Les signes annonciateurs sont nombreux

« Les déstabilisations surviennent à des moments surprenants », précisait au quotidien Ludovic Ravanel. « On pourrait penser qu’elles arrivent l’été, en période caniculaire. Mais pas seulement, car la chaleur met plusieurs mois à pénétrer dans les roches ». De l’eau qui s’évacue des fractures, des fissures qui s’ouvrent, des bruits, les signes annonciateurs sont nombreux, et il faut savoir les identifier. 

Alors, est-ce à dire que l’aiguille du Midi, l’un des sites de montagne les plus surveillés, mais aussi l'un des plus visités de France, est condamné à court, moyen ou long terme ? 

« Rien actuellement n'étaye le fantasme d'une déstabilisation de l'aiguille du Midi quel que soit le terme considéré ! », nous explique le glaciologue. « Pour l'heure, les données géologiques et les températures du permafrost ne suggèrent aucune déstabilisation majeure à venir. Nombre de secteurs du sommet n'ont d'ailleurs subi aucune modification depuis 30 000 à 100 000 ans, souhaitons que cela dure encore autant !. Par ailleurs, et d'une manière générale, toutes les zones affectées par le permafrost ne se déstabiliseront pas avec son dégel. Même si la physionomie des environs (face nord, arête des Cosmiques, col du Midi...) est fortement susceptible d'évoluer, il est possible que le sommet soit toujours constitué de ses trois sommets à la fin du siècle. Dans tous les cas, l'endroit est surveillé ! », conclut-il. 
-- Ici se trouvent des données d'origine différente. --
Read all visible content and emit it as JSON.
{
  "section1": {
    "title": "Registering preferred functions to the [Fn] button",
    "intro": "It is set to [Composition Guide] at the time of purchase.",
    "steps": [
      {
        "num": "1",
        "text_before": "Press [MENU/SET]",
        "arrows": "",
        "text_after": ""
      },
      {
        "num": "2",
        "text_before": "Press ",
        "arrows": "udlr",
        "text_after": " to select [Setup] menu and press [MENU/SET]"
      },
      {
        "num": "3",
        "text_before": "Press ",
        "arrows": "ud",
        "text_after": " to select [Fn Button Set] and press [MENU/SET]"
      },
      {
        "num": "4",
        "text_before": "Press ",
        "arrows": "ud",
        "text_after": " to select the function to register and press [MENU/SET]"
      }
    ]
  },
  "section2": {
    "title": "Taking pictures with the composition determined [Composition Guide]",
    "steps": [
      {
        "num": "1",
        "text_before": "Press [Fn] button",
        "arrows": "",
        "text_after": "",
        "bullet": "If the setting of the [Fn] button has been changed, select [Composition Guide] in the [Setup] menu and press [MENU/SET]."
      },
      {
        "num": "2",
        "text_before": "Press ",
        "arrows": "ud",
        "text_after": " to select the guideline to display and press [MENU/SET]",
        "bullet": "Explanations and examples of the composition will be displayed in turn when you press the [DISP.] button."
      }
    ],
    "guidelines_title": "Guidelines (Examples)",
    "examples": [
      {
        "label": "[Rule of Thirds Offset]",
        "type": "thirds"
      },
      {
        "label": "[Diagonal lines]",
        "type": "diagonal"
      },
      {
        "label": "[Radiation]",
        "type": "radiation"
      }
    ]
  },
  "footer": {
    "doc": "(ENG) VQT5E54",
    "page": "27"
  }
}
Encore faut-il que les experts soient suffisamment nombreux pour les observer et les analyser, ce qui est loin d'être toujours le cas à l'heure où les budgets partout sont réduits, comme nous le rappelait le glaciologue fin mai, suite à la catastrophe de Blatten. 

Article publié le 17 juin 2025 à 18h38, mis à jour le 18 juin à 20h13.